Blatter is believed to have voted for the USA over Qatar in the final round of balloting for the 2022 World Cup host. A Qatar-hosted World Cup -- or more
specifically, a Qatar-hosted World Cup in summer -- is a major inconvenience for FIFA after South Africa 2010 organized in fits and starts and Brazil 2014 sure to go down to the wire.
But
if you believe Blatter is all about power, then a Qatar victory over the USA, whose candidacy he never publicly promoted, suited his political interests just fine.
If he assumed --
correctly -- that the danger to his reelection came from Asia, then the Qatar victory gave him the leverage to remove Mohamed bin Hammam, once he got rid of his
other, more serious rival, Dr. Chung Mong-Joon, whose own reelection as Asia's FIFA vice president he quashed in January by running Prince Ali Bin Al Hussein of Jordan.
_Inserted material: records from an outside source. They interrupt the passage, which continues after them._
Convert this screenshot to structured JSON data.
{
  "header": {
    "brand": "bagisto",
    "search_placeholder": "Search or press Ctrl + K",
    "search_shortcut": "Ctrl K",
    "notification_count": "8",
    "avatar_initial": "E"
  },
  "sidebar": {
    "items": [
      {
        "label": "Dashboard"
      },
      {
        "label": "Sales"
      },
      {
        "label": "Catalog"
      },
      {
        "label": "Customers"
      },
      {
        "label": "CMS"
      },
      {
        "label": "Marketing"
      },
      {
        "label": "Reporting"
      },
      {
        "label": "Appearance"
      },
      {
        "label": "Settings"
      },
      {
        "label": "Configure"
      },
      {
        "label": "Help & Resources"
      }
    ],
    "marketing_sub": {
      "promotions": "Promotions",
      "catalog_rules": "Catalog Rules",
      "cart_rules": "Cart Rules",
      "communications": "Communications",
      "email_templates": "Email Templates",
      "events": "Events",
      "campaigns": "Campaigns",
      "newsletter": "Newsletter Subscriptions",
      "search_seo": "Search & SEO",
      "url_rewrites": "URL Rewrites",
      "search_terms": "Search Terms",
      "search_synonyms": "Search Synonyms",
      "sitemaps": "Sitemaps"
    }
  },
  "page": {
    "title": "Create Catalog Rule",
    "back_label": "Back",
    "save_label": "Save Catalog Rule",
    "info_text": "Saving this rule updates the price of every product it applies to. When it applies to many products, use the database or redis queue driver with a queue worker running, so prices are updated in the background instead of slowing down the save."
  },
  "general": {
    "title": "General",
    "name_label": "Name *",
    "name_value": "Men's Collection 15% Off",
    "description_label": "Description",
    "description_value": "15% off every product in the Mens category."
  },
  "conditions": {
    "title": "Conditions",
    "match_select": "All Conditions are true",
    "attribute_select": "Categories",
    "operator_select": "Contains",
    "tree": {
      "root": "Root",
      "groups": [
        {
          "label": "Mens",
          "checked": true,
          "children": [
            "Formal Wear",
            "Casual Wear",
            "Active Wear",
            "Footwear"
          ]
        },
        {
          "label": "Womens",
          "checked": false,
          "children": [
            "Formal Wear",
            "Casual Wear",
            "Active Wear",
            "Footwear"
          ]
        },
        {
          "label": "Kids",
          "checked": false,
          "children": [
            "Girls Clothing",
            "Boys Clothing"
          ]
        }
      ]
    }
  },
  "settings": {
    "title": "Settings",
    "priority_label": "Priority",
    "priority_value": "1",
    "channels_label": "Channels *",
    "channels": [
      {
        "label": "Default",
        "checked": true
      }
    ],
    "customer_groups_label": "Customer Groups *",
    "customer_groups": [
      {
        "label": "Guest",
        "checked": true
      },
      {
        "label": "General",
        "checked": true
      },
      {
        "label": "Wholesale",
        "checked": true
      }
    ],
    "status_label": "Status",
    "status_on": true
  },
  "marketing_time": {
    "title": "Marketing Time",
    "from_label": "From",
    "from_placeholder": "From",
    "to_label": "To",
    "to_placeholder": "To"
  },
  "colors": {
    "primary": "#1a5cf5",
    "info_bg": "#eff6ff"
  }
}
Was Qatar 2022 "bought," as FIFA general secretary Jerome Valcke alleged? Evidence
of money passing hands may never be forthcoming, but the Qatar 2022 operation was coordinated on a scale larger than anyone ever imagined at the time.
It is assumed Zwanziger's
predecessor on the FIFA executive committee, Franz Beckenbauer, voted for Qatar despite the Kaiser's long-standing relationship with the United States, where he
played for many years with the Cosmos.
Beckenbauer's vote had everything to do with business, and little with soccer. Qatar is expected to spend $65 billion on the 2022 World Cup -- on
everything from stadiums, to a railway system to a new city that will rise from the desert and hold 200,000 people -- and German construction companies are, you guessed it, heavily invested in the
work.
In the big picture, bin Hammam stood no chance against Blatter. If Qatar wanted talk about a re-vote to go away, bin Hammam's exit would surely help.
A source familiar
with Qatari soccer politics says bin Hammam was never close to the Qatari royal family and was just a pawn in its game of realpolitik to win the 2022 bid.
According to press reports out
of Europe, bin Hammam withdrew his candidacy under pressure from the royals in their bid to salvage 2022.
MBH's exit was all made easier, of course, by the Caribbean cash-for-votes scandal
in which he found himself ensnared with Concacaf boss Jack Warner.
FIFA has hired former G-man Louis Freeh
to look into the Port of Spain pow-wow where $1 million in $100 bills is alleged to have been handed out.
If Zwanziger had his way, the work of the sleuths at Freeh Group International
Solutions -- Freeh's international risk-management firm -- should probably be expanded to determine just how was the Qatar 2022 bid won.
Then again, Zwanziger may not have gotten the
memo. It's full speed ahead on the work for Qatar 2022.
After all, the architect of all those air-conditioned stadiums is the firm Albert Speer & Partner -- as in Albert Speer, Jr., son of Albert Speer, Adolf Hitler's Minister of Armaments and War
Production -- and Deutsche Bahn is the exclusive partner of Qatar Railways Company on its $25 billion railway project.
Unfortunately, the Qatar 2022 train may have left the station.
Just follow the $$$ trail and all the answers can be found as to how WC 2022 ultimately came about. This gives new meaning to the term "WC bid", perhaps in the future FIFA can just hold an open auction to determine future WC hosts, it would make for a great TV reality show.